AVERTISSEMENT !

Chers amis, chers confrères,

Pour avoir, légitimement, le nez collé à la vitre de notre avenir strictement économique, alimentaire même, il ne faudrait pas oublier le désastre sociologique, culturel qui est tapi derrière ce qui nous arrive.

Les discothèques ont une fonction sociale évidente et constituent bien souvent la seule ouverture sur la culture musicale (mais pas que …), que ce soit  dans les zones rurales -bien sûr- faute d’autres infrastructures de loisirs ou dans les villes où s’est épanouie une scène musicale vitale pour la créativité. Je vise là, entre autres,  la scène électro et ses dérivés plus immédiats comme la street dance, le hip hop “à la française” et toutes leurs variantes.
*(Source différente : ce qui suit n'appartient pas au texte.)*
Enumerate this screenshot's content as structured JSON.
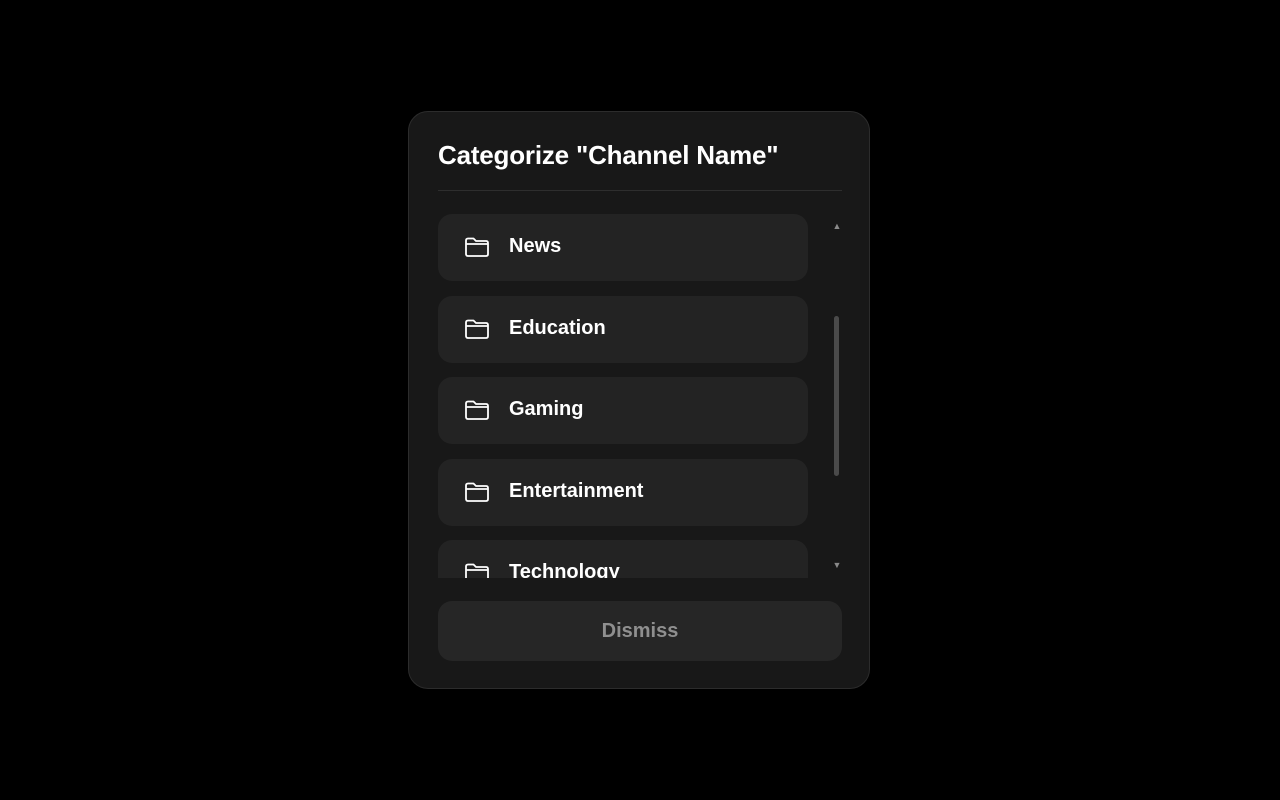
{
  "dialog": {
    "title": "Categorize \"Channel Name\"",
    "categories": [
      {
        "label": "News",
        "icon": "folder-icon"
      },
      {
        "label": "Education",
        "icon": "folder-icon"
      },
      {
        "label": "Gaming",
        "icon": "folder-icon"
      },
      {
        "label": "Entertainment",
        "icon": "folder-icon"
      },
      {
        "label": "Technology",
        "icon": "folder-icon"
      }
    ],
    "scroll_up_glyph": "▲",
    "scroll_down_glyph": "▼",
    "dismiss_label": "Dismiss"
  },
  "colors": {
    "background": "#000000",
    "dialog_background": "#181818",
    "item_background": "#232323",
    "text_primary": "#ffffff",
    "text_muted": "#8f8f8f"
  }
}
Les jeunes vont en discothèques pour se défouler, oublier un quotidien abrupt et souvent difficile. Comme disent les psychiatres, ils y “abréagissent”, s’y défoulent et c’est une planche de salut bénéfique pour la société. Pendant que nos jeunes sont en discothèques à s’y amuser, à s’y défouler, ils ne trainent pas leur ennui dans les rues, ne s’y livrent pas à des incivilités comme défouloir.

Il y a quelques années, la Maire de Strasbourg, Catherine TRAUTMANN, Ministre de la culture dans les années 2 000,  l’avait bien compris. Remarquant que le “sport local” traditionnel pendant les fêtes de fin d’année à Strasbourg était, pour les jeunes livrés à eux-mêmes, de brûler des voitures, elle avait eu l’idée de créer aux quatre coins de la ville des discothèques ouvertes les nuits de fin d’année. Deux fois moins de voitures incendiées ! Tout est dit. Notre fonction culturelle -au sens large- et sociale est si évidente qu’il est inadmissible d’entendre aujourd’hui Mme BACHELOT déclarer le 2 Octobre dernier à AVIGNON que “les discothèques ne dépendaient pas du Ministère de la culture mais de celui de l’Intérieur !”

Aborder le monde de la nuit au travers du prisme déformant, grossier et réducteur de la sécurité, de l’hygiène ou de la santé publiques est une erreur politique majeure. L’assimilation de la fête au danger porte en soi les germes de la mort. Elle témoigne, en outre, d’une vision “élitiste” (?!) de la culture que l’histoire a battu en brèche. On ne compte plus les artistes de tous genres qui n’ont pas été reconnus “officiellement” et se sont imposés alors que les ministres de la culture officielle ont été oubliés depuis belle lurette ! Avec cette logique de culture officielle, jamais la Bande Dessinée n’aurait été reconnue comme un art, jamais les grafs de Jean Michel BASQUIAT ne lui aurait reconnu le statut de peintre majeur du siècle ! Oui la musique, y compris de danse est un élément culturel pacificateur, unificateur et créatif. Sans la discothèque qui aurait reconnu le hip-hop, la street dance, la musique de rue. Qui aurait permis aux artistes de toutes origines: black, latinos, caraïbes, rasta, maghreb et j’en passe … ou de toutes nationalités d’imposer leur style, leur musique, leur esthétique ? La discothèque est un lieu de brassage, de métissage, d’accueil de la différence, de l’autre, d’ouverture sur le monde.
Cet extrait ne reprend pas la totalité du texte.